Question

It was calculated that 4.3mL of 0.417 M HCl is required to titrate 11.9 mL of 0.151 M Mg(OH)2. Show evidence 2 HCl(aq) + Mg(OH)2(aq) → + MgCl2(aq) + 2 H2O(l)

Answer 1

Answer:

See explanation.

Explanation:

Hello,

In this case, for the described chemical reaction:

2 HCl(aq) + Mg(OH)2(aq) → MgCl2(aq) + 2 H2O(l)

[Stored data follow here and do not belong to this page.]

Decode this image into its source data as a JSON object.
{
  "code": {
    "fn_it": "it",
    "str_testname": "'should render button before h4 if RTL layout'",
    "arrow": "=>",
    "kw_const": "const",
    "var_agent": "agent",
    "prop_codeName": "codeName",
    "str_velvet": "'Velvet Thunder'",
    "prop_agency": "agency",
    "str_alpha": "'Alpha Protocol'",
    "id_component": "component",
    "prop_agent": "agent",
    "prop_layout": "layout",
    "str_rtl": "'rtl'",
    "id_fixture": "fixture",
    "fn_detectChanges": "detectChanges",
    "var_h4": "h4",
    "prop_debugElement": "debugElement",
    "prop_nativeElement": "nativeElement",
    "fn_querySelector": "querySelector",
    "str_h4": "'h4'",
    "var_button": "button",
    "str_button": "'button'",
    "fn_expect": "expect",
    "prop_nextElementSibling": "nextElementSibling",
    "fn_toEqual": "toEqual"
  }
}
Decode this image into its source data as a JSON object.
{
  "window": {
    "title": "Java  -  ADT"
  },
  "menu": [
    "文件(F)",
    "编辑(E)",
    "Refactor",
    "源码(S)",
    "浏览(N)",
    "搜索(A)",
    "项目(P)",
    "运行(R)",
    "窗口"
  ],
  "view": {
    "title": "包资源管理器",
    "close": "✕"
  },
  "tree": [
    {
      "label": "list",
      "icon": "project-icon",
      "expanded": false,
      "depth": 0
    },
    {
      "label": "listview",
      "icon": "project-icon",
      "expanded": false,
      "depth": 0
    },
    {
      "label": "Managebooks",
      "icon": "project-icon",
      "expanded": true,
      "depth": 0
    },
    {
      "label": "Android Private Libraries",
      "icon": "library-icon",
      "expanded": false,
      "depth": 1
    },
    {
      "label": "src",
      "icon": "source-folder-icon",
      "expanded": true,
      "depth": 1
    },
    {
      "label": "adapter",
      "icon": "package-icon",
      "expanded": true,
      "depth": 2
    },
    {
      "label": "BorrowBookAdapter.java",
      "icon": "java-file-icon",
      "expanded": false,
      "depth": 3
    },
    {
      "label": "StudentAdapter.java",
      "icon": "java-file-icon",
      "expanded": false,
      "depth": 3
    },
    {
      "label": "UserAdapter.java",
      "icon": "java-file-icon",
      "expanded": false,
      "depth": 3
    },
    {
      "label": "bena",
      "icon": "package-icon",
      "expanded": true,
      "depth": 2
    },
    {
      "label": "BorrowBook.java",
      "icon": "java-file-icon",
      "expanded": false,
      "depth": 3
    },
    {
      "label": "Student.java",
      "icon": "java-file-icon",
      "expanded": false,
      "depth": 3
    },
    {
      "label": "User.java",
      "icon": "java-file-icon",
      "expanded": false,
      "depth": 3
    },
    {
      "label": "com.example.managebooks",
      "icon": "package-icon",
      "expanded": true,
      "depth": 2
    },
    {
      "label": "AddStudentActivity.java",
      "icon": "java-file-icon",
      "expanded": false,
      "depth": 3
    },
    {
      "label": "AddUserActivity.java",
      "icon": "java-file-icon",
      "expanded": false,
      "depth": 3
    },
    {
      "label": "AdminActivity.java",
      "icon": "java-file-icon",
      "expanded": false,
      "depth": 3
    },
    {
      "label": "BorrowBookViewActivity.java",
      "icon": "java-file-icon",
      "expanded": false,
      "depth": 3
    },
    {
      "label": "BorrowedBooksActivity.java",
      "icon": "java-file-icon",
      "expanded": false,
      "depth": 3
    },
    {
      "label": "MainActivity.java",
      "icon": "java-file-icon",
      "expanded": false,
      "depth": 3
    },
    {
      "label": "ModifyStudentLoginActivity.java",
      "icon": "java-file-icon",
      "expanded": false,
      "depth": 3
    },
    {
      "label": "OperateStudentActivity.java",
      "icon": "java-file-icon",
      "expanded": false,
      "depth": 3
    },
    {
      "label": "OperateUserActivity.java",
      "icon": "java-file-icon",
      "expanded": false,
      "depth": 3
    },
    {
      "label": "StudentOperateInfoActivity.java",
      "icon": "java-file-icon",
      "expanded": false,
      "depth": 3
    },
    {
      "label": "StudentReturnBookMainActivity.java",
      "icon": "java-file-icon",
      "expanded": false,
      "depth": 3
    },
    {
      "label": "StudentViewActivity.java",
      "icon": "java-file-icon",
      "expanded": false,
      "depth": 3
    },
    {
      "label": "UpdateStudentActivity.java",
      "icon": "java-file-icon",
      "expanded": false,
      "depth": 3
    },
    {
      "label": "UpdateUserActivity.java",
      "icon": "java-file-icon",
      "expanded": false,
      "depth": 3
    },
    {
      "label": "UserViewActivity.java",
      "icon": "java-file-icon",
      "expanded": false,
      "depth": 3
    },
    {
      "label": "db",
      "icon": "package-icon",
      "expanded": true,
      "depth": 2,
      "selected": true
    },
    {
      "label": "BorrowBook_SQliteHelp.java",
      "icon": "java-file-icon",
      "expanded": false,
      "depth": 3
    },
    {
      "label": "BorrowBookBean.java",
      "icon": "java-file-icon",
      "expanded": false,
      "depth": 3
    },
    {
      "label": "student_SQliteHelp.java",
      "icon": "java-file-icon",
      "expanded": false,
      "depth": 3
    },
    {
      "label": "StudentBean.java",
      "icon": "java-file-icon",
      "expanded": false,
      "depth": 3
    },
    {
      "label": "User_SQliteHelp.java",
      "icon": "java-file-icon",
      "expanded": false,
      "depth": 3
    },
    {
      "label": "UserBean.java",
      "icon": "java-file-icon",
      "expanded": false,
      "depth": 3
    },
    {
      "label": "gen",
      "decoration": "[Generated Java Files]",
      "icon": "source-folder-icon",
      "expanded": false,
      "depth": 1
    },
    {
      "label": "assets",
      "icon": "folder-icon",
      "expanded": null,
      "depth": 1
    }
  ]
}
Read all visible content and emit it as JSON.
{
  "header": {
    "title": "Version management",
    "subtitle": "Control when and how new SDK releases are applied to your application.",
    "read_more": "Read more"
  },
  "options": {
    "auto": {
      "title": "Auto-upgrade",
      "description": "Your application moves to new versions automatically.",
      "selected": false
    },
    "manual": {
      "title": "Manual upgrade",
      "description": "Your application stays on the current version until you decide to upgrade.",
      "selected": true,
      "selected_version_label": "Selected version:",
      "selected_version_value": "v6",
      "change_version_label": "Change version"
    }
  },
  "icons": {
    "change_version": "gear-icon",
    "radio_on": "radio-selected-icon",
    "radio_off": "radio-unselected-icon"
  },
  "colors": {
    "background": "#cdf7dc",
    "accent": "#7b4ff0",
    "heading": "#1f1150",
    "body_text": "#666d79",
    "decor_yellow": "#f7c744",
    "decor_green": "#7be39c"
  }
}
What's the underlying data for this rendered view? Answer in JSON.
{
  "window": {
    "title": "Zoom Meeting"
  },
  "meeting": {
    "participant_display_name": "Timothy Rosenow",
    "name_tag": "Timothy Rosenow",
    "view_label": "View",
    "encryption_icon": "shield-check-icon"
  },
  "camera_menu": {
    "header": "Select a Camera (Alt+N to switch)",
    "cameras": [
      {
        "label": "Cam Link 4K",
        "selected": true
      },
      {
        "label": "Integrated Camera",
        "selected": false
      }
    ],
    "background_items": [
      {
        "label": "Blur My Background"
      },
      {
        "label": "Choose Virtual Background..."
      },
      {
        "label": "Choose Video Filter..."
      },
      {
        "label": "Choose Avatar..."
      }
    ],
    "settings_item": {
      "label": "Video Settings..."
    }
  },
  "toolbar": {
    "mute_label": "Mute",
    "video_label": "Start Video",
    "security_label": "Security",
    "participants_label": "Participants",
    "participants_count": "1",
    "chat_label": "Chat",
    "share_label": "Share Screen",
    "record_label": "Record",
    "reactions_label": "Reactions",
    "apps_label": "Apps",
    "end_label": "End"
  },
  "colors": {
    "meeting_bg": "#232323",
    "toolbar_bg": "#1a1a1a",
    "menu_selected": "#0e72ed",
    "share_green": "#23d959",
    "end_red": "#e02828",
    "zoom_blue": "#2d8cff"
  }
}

We can notice there is a 2:1 molar ratio between the moles of hydrochloric acid and magnesium hydroxide, therefore, at the equivalence point:

$n_{HCl}=2*n_{Mg(OH)_2}$

And in terms of volumes and concentrations we verify:

$V_{HCl}M_{HCl}=2*V_{Mg(OH)_2}M_{Mg(OH)_2}$

So we use the given data to proof it:

$4.3mL*0.417M=2*11.9mL*0.151M\\1.793=3.594$

Therefore, we can conclude the data is wrong by means of the 2:1 mole ratio that for sure was not taken into account. This is also supported by the fact that normalities are actually the same, but the nomality of magnesium hydroxide is the half of the hydrochloric acid normality since the acid is monoprotic and the base has two hydroxyl ions.

Best regards.